Solo quando si giunge a vedere o a concepire Arimane, ci si può difendere da esso: allora si vede che egli ci sta spiando dalle seduzioni del piacere, dalle impressioni della paura. Ovunque l’uomo sogna vi sia materia, epperò forma esteriore, in realtà fa sorgere Arimane. E il piú grande inganno è la teoria materialistica della fisica, cioè degli atomi materiali, perché questi in realtà non sono che le forze di Arimane. La paura andrà sempre piú assediando l’uomo, o il gelido egoismo o il degradante piacere, finché egli non riconosca se stesso come un Io indipendente e nella indipendenza di tutti gli altri Io. Con la comparsa del Cristo in corpo fisico è stato provveduto perché l’uomo potesse fortificarsi, accogliendo l’impulso Cristo, contro la necessaria influenza esercitata da Arimane.
Nella purificazione di Caino e nel suo ricongiungersi per amore con Abele, v’è il segreto della calma e della sicurezza, del sicuro riposo: nell’essere umano l’astrale inferiore deve poter effondersi tranquillo nella sede peculiare della volontà fluente verso il mondo esteriore.
L’io dell’uomo, quanto piú evolve, tanto piú tende ad effondersi. Qualsiasi entità si intenda conoscere richiede che in essa si immerga la nostra coscienza dell’Io. Questo è l’impulso sano dell’Io a ‘uscire’ e a diffondersi, a trasferirsi nell’altro, e a far vivere oltre, in quell’essere, ciò che prima ha vissuto soltanto in sé (nel sé). Questa tendenza ad allontanare da sé la propria coscienza (riflessa, che dà lo stato di veglia), si palesa in un gradino piú basso nel sonno. In effetto l’astrale e l’Io offrono all’Iniziato l’immagine di un sole circondato dai suoi pianeti che si moltiplica e si diffonde verso altre entità. L’uomo per mezzo di ciò che dalle riproduzioni del suo Io gli viene riflesso di queste altre entità riconosce la loro natura.
Nella loro forma esteriore, gli animali, come esseri singoli, le piante meno di essi e ancor meno i minerali, sono immaginazioni di Arimane.
Venendo coscientemente dominate e smorzate le impressioni esteriori dei sensi, viene a trasformarsi quell’anima cosciente che appunto si forma per mezzo di esse. L’anima cosciente viene purificata, affinata, tratta verso il suo interno: può invertire il suo movimento: si trasforma in coscienza immaginativa: che è la sua vera formazione.
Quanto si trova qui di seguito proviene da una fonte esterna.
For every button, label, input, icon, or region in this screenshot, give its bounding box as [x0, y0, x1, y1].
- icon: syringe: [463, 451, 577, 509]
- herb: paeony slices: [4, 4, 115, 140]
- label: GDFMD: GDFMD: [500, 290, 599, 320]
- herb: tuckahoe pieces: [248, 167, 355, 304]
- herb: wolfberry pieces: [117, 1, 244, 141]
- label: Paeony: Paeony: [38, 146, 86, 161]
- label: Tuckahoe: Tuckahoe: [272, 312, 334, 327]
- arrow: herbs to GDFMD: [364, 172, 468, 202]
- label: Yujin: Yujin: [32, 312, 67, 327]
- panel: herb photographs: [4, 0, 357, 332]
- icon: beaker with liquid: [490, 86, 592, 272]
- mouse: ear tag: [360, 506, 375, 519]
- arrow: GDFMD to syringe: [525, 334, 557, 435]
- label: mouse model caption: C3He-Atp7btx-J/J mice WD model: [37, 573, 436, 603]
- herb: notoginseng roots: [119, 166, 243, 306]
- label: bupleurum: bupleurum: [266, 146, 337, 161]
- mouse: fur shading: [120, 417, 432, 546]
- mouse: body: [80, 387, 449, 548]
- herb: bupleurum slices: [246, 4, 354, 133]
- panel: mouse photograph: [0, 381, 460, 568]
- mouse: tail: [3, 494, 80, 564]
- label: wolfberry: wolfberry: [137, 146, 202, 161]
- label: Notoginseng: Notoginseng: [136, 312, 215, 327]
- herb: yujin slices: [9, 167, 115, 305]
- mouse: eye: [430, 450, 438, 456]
Tale formazione è contraddetta dall’accentuazione del senso dell’io contingente nella civiltà moderna, persino nel campo del pensiero, in cui di solito si tiene ad avere il proprio pensiero, il proprio punto di vista: mentre i pensieri non ci appartengono e l’anima cosciente appartiene a quell’Io che tende ad effondersi nell’Infinito e che ovunque si riconosce nell’altro.
Chi coltiva i cinque esercizi e le precedenti immaginazioni coopera con le Gerarchie. E chi sappia abbracciare questa idea in tutta la sua grandezza, con dedizione, sente che presso ad ogni pericolo, lotta, terrore, egli è collegato con la trasformazione del Cosmo e muove incontro alla beatitudine del mondo spirituale. L’Iniziato è forte del pensiero che rimuove ogni terrore, del pensiero che è entusiasmo e coraggio: il pensiero della cooperazione con gli Dei. E pensare ciò è già tale cooperazione.